More on the National Guard going to Honduras. I have been in the Illinois National Guard for a little over a year. During the year I spent 14 weeks at Fort Benning, Georgia. There I went through training in warfare of all sorts. My job in the National Guard is infrantryman. I am the one that will be on the front lines, willing to die for the country in which we all live. If there is a war, most of the males between the ages of 18 and 29 years old will go for training, and then it will be off to war.

The Guard spends only 38 days a year training, whereas the U.S. Army spends approximately 335 days a year training. The time I spend might seem trivial compared to that of the U.S. Army, but I figure the training I have, no matter how little it seems, will give me an advantage in war.
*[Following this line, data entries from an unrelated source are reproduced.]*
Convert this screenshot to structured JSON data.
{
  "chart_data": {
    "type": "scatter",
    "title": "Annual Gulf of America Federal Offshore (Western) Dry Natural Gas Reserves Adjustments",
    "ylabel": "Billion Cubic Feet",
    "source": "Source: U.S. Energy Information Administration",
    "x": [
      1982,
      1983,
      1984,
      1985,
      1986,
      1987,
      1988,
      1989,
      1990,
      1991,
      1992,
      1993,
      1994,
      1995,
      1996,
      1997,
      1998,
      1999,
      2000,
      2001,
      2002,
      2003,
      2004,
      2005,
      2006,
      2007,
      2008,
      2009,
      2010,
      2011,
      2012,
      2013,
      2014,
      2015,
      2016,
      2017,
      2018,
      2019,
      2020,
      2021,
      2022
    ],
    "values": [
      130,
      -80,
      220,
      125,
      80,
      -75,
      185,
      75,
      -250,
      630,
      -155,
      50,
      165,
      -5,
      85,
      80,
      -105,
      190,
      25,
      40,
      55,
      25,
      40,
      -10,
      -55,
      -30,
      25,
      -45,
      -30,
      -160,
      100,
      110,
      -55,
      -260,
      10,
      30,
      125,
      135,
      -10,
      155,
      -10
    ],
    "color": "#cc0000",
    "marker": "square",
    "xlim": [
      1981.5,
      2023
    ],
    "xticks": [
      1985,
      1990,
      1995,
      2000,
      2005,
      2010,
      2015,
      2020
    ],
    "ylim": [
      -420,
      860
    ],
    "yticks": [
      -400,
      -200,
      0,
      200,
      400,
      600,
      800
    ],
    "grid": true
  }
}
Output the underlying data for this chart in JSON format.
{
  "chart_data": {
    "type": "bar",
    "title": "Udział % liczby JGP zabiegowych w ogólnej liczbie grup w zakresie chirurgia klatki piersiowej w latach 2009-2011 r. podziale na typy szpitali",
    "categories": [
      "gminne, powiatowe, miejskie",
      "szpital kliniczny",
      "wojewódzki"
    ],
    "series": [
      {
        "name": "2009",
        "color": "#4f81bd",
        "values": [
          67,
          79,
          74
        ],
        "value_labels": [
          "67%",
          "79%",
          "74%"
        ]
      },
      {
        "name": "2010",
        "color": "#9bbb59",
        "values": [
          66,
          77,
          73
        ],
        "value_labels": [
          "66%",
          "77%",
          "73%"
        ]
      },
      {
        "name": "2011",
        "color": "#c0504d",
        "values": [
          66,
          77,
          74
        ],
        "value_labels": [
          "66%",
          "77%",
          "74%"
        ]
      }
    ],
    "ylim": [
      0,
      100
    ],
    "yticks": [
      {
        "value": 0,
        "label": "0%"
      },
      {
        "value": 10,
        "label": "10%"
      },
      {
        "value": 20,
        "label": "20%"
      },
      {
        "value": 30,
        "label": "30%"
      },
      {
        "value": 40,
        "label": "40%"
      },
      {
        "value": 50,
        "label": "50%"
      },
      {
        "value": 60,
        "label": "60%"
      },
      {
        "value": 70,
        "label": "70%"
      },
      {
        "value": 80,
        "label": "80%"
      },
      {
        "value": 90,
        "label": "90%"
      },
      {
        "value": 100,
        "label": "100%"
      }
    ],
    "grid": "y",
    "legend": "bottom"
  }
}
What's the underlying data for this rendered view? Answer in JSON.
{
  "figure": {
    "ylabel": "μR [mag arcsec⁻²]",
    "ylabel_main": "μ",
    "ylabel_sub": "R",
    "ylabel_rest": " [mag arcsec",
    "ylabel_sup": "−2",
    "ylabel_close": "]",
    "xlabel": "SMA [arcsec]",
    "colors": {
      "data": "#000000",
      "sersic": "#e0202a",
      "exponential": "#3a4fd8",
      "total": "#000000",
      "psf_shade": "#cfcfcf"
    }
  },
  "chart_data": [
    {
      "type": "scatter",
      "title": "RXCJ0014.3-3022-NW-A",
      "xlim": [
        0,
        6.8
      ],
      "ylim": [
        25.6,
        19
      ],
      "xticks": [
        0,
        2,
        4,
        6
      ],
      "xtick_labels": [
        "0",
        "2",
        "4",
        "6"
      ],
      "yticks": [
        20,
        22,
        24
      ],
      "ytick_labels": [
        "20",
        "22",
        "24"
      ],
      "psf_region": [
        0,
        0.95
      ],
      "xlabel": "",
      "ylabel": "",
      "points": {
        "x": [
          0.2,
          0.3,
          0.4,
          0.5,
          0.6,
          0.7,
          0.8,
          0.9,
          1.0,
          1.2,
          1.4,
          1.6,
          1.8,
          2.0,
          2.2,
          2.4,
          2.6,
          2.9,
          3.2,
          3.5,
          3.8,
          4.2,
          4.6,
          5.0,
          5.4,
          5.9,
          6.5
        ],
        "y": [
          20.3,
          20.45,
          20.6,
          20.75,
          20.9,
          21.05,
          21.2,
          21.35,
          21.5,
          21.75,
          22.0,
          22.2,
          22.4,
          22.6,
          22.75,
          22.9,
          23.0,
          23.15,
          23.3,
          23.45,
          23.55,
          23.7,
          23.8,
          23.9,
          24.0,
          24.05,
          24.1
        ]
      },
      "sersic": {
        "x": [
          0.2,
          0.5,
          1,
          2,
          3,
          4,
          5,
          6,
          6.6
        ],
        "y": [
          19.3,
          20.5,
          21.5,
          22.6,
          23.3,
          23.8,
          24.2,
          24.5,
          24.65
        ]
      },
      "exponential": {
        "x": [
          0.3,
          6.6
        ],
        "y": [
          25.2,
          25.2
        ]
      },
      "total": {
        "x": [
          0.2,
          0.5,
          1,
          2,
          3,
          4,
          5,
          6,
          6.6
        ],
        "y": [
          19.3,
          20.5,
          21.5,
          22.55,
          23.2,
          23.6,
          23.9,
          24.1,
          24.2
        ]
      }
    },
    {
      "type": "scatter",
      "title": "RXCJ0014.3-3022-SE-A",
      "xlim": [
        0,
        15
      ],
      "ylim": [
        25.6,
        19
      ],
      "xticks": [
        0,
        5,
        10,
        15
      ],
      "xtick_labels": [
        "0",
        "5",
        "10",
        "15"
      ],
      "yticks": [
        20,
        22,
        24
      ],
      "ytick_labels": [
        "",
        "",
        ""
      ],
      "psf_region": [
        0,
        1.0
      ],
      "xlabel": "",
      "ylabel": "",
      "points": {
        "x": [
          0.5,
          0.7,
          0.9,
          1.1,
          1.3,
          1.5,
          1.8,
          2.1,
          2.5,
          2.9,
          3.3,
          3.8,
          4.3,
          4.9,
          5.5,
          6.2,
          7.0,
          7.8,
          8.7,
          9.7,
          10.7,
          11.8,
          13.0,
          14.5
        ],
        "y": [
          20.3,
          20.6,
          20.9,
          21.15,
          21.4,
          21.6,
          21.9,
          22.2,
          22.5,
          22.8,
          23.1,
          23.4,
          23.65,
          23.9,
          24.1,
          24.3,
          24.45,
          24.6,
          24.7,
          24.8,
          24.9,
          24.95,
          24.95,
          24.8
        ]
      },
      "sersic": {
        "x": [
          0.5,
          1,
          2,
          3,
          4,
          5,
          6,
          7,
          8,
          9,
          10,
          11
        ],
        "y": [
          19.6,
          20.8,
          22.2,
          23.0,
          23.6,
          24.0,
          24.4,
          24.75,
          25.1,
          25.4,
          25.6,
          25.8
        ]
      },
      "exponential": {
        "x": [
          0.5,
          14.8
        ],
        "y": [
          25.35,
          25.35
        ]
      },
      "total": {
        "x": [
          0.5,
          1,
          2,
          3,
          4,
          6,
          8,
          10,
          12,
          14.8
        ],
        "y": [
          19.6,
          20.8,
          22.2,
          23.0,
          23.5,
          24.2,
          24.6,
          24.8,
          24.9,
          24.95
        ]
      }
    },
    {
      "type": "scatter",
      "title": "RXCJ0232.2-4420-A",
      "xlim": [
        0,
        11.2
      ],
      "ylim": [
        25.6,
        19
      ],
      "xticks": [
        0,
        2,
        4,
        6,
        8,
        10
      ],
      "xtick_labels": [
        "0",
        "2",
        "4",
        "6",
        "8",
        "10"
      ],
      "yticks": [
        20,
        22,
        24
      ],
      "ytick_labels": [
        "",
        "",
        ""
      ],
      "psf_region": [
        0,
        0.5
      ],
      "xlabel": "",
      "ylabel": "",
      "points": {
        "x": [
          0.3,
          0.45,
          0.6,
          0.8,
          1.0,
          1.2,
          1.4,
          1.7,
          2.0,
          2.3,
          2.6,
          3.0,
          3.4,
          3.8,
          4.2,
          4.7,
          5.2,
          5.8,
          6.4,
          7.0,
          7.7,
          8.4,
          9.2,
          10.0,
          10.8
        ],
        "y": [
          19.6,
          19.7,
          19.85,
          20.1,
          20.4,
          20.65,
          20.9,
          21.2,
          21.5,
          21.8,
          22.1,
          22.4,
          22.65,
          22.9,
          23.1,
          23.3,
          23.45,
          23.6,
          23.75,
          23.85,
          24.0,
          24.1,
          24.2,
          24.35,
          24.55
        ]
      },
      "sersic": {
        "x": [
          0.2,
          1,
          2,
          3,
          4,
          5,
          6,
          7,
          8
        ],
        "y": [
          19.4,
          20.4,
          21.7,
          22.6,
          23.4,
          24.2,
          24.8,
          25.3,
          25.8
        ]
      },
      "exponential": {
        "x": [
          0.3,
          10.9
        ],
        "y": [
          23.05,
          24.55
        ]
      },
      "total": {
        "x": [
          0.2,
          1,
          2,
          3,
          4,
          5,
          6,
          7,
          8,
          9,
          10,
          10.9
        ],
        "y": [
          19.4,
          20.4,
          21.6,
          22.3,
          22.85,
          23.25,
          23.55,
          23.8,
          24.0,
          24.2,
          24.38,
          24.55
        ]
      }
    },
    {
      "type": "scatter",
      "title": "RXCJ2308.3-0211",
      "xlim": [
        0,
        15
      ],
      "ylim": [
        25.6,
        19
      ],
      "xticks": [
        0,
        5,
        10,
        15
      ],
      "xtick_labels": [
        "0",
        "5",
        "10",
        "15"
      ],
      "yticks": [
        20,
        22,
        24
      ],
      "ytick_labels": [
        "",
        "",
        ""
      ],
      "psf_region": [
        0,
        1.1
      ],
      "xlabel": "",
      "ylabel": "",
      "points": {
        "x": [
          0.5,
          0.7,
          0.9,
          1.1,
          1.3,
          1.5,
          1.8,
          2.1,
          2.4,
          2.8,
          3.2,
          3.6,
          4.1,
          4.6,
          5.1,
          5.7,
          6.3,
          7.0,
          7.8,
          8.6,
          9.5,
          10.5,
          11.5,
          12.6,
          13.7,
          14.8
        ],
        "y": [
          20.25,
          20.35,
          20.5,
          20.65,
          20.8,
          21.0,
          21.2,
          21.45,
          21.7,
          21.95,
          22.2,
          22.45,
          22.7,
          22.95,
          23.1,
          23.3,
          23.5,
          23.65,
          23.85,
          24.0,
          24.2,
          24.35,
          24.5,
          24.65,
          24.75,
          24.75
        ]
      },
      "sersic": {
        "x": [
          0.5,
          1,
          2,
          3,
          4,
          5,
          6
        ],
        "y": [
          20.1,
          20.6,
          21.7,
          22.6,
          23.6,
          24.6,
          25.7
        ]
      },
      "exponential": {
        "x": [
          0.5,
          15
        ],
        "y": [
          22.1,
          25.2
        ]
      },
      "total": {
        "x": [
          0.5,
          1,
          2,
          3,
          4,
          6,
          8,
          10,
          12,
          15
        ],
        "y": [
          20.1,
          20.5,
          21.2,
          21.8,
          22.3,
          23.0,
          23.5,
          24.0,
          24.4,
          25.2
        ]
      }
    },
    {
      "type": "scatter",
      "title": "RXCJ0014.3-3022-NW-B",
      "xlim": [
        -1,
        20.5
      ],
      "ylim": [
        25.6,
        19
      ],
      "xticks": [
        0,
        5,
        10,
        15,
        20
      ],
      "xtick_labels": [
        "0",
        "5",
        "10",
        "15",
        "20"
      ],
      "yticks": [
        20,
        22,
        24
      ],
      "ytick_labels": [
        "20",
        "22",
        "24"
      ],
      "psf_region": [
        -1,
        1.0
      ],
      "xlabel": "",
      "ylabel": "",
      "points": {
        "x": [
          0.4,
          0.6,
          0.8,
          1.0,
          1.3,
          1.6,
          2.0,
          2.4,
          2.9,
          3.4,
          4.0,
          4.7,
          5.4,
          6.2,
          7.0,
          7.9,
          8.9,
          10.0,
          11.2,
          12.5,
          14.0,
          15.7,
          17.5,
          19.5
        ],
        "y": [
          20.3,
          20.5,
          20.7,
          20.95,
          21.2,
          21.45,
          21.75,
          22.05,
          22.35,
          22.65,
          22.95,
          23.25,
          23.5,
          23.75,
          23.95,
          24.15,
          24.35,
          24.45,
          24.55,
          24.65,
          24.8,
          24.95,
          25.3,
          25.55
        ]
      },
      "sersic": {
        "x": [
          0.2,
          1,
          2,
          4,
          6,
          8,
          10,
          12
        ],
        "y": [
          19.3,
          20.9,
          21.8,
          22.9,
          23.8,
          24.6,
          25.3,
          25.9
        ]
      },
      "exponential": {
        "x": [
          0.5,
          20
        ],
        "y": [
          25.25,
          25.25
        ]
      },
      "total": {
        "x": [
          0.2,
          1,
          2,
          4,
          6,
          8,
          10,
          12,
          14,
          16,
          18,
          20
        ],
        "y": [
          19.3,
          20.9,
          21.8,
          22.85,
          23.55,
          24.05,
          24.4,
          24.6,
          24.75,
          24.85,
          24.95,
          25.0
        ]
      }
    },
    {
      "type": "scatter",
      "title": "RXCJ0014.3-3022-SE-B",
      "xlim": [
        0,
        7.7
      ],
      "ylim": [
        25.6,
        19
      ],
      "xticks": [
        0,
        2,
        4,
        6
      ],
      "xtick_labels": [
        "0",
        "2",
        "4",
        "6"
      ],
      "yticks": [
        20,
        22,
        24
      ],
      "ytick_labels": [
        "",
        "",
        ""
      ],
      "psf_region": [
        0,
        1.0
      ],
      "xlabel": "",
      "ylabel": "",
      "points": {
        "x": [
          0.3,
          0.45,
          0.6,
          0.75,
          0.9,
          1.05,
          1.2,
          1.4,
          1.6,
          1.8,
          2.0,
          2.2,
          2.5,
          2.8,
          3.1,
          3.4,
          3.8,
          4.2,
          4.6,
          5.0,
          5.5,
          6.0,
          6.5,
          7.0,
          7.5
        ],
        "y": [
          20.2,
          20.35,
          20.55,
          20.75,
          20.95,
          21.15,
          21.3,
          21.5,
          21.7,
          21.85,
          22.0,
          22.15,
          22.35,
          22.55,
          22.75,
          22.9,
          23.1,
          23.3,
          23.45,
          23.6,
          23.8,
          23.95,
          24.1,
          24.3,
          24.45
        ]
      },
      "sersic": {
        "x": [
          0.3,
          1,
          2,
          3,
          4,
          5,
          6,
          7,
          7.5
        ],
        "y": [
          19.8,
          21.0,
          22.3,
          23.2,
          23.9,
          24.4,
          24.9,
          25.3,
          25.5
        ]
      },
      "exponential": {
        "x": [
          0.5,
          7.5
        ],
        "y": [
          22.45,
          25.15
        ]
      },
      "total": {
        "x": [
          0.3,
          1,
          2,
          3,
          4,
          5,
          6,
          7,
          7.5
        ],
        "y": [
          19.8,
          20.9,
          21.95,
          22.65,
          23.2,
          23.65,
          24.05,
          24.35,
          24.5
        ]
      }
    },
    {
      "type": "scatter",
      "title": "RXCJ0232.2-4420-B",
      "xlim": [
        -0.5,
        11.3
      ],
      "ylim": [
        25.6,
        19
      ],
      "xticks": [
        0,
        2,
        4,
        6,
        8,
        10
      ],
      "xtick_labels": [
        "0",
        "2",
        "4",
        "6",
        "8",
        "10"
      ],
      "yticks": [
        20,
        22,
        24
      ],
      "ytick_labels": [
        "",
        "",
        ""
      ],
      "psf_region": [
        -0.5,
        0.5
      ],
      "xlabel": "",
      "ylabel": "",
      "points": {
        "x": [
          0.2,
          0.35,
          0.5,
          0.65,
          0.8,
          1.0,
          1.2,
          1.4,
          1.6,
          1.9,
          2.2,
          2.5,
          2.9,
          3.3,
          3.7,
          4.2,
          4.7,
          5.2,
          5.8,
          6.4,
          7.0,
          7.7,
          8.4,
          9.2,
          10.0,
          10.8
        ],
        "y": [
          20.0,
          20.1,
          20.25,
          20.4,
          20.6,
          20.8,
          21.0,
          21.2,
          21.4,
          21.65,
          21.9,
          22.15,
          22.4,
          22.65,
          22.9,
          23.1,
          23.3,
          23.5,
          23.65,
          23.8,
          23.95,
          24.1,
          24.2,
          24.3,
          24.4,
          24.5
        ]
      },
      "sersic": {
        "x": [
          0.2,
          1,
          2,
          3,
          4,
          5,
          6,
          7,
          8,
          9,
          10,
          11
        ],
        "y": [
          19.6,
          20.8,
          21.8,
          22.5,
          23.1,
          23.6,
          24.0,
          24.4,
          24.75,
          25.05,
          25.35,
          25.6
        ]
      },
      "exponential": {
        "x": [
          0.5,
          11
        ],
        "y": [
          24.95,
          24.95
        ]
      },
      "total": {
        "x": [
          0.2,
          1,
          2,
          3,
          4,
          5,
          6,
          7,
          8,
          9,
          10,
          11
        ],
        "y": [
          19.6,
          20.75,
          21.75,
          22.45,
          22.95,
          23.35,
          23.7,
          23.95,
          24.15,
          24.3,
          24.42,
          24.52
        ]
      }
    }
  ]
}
When I go to my one-weekend-a-month meeting of the National Guard, my unit and I train very hard. Why do so many people want to deprive me of spending my two weeks annual training in Honduras? The experience I get there may save my life in a war-time situation. If you ever had to go to war, you would want to have as much training as you could get. I joined the National Guard on my own; nobody forced me into joining. So why can’t people let us Guardsmen go and train in order to return from war? Please don’t stop me from getting the training I need to live. I’m not afraid to die for my country, but if I can come home when it is over—if you don’t mind—I would like to.